Oil industry investments are already being curtailed, with implications that trickle up and down the supply chain. More ominously, some shale oil companies will fold at these oil prices — a material development, given their 17 percent share of the U.S. high-yield debt market. The banking sector’s exposure to lower oil prices is murkier but no less real. Dividend investors will also suffer as payouts are trimmed.

Oil-exporting countries in emerging markets are taking it particularly hard on the chin as they juggle all of this alongside aggressive capital outflows and ballooning U.S.-denominated debt obligations. Russia may be the worst off of the bunch.

This news is all bad and goes a long way toward explaining the U.S. stock market’s sour face prior to last week’s rally. But before hitting the panic button, let us acknowledge five important counterpoints, at least from the U.S. perspective.
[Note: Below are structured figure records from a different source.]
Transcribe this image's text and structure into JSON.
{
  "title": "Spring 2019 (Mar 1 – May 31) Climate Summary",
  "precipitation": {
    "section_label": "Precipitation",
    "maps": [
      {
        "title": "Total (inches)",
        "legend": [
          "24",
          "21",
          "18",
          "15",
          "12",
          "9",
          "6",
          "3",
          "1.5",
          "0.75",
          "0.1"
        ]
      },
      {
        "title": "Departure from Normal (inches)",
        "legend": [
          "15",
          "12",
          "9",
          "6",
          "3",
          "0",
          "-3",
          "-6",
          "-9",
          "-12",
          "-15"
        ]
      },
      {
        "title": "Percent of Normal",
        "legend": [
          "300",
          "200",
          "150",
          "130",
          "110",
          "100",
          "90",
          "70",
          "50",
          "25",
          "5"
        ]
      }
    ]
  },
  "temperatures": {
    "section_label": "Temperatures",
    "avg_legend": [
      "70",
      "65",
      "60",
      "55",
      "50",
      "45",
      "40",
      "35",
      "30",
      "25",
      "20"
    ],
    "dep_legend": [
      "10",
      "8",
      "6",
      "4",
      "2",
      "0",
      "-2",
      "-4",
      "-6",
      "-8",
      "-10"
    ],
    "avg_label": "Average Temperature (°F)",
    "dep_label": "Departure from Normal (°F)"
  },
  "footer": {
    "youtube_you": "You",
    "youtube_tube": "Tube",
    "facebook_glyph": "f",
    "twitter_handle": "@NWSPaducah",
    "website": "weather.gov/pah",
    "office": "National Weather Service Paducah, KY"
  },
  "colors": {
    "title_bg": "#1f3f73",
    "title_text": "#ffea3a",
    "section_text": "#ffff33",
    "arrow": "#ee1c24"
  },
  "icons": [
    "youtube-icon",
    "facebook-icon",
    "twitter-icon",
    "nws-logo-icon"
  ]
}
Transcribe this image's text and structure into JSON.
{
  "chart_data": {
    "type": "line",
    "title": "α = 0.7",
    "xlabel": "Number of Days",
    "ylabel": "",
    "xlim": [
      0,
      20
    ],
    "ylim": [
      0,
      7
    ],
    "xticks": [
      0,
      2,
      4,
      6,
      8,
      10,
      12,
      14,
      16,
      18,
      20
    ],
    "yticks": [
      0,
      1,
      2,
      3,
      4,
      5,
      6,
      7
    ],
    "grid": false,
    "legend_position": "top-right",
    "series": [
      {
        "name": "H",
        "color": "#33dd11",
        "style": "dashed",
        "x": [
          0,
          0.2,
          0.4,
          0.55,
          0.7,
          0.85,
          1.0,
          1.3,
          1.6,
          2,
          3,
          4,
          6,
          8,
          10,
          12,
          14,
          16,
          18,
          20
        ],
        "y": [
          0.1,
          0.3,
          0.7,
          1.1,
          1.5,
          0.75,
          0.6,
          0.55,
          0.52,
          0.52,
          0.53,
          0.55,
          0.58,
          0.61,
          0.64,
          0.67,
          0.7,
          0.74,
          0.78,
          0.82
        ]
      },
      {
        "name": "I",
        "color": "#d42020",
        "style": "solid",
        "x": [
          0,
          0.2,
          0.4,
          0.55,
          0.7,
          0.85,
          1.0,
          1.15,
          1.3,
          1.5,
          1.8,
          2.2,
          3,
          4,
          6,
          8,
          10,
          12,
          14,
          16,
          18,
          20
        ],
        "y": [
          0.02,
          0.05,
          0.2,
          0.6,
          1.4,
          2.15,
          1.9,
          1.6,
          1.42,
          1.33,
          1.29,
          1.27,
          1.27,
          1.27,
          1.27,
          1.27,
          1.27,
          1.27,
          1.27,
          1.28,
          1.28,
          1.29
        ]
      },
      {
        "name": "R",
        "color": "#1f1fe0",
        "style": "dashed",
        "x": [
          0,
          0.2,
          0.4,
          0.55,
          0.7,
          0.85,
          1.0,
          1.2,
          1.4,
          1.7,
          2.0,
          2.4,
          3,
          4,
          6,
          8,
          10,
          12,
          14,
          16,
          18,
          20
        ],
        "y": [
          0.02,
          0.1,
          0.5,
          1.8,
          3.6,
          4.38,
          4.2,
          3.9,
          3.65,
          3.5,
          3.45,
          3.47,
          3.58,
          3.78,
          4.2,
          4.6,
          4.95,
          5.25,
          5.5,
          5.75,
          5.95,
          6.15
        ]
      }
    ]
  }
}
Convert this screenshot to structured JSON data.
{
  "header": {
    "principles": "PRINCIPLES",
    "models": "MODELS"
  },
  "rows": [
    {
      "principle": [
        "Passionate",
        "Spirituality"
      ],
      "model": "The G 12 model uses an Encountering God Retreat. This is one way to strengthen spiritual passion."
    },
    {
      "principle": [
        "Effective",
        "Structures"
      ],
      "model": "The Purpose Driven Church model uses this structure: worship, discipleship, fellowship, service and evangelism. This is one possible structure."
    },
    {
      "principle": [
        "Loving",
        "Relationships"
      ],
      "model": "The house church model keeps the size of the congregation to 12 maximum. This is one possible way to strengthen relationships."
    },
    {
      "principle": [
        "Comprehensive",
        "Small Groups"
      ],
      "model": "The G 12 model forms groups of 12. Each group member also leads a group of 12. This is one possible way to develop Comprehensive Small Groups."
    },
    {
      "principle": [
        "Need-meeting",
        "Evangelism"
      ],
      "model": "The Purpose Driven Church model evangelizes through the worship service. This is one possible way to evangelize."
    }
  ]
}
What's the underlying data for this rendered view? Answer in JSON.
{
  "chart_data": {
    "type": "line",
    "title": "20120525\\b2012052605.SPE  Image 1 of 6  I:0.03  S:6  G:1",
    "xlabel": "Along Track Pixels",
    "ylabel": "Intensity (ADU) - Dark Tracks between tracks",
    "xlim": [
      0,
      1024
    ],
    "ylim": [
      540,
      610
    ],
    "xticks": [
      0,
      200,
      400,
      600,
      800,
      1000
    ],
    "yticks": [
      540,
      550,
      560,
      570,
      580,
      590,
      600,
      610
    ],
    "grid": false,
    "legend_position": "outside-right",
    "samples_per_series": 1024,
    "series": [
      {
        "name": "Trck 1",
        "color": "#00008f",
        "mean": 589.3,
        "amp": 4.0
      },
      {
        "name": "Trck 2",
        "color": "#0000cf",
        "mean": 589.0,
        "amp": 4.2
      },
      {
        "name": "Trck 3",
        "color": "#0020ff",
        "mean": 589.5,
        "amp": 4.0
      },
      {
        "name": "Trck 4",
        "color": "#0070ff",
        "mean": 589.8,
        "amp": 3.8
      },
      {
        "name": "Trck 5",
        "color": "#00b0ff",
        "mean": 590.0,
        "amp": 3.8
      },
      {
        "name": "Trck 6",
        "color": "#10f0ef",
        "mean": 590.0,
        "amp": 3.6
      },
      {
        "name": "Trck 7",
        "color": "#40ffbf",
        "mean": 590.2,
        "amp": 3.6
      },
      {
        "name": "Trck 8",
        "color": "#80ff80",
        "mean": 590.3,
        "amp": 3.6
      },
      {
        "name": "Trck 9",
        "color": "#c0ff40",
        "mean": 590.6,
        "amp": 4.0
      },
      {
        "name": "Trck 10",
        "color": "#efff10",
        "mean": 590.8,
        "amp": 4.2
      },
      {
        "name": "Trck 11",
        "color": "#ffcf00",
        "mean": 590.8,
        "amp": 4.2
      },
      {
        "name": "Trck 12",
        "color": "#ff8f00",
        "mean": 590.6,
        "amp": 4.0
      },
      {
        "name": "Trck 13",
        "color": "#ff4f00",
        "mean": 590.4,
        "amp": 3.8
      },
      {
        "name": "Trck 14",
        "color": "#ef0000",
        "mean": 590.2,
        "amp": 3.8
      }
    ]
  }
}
1. The oil sector makes up less than 1 percent of the U.S. economy and workforce. Even its total annihilation would not guarantee doom for the broader economy.

2. It is foolish to contemplate the complete destruction of the oil sector. In reality, the global supply is outpacing demand only by 500,000 to 2 million barrels of oil per day. This constitutes no more than 2 percent of production, so it is hardly a gaping excess.

Normally, OPEC would swiftly plug this sort of hole, but it is seemingly unable to act because of problems with coordination that threaten to become an existential crisis. This state of affairs presses traditional — admittedly creaky — market forces into service. The U.S. shale oil sector will probably contribute disproportionately to any production cutback owing to its combination of fairly high extraction costs and an unprecedented production decay rate.

But even in a worst-case scenario in which the entirety of the global imbalance is resolved via diminished U.S. supply, this would amount to a mere 5 to 20 percent pullback in domestic oil production. That might eliminate a few hundred thousand jobs and shave a few tenths off of U.S. GDP, but both of these are eminently absorbable in the context of 3 million net new jobs per year and an economy expanding at a muscular 3 to 4 percent a year.

3. We should not assume that constraining supply is the only means of rebalancing the oil market. Our models at RBC Global Asset Management argue that global demand could rise by as much as 2 million barrels a day over the next year, because of the inducement of low oil prices combined with decent global economic growth. This figure is double the forecast from the International Energy Agency.

4. There are, of course, many beneficiaries of lower oil prices. U.S. energy users — households, businesses and government alike — are set to save an incredible $315 billion per year, almost double what the producers will lose. This fact tends to get lost in the analysis, however, likely because the losers are so concentrated and the winners are quite diffuse. As it turns out, saving $15 at the pump can really add up.

5. We should not assume that oil prices will circle the drain forever. The insight to draw from the 2008–’09 oil collapse is not so much that prices could dip as low as $31 per barrel (the context is quite different, as this shock is a supply-based, not demand-driven), but rather that oil’s basic buoyancy sent prices back above $70 a barrel within six months. The marginal cost has only gone up in the intervening years, meaning that today’s fair value is probably more like $80 a barrel.

Framed differently, prices will settle at a level that renders only the most expensive 2 percent of current production nonviable. This condition certainly does not require oil below $60 per barrel.

In short, whereas lower oil prices are bad news for producers and may tilt more negative than positive for investors in the short run, the consumers of oil enjoy an even greater — if dispersed — economic benefit. This positive impulse should eventually trickle into investor portfolios via a multitude of channels. Furthermore, if oil prices have indeed overshot, as we suspect, then even those invested in the sector may have something to look forward to in 2015.

Eric Lascelles is the chief economist at RBC Global Asset Management in Toronto.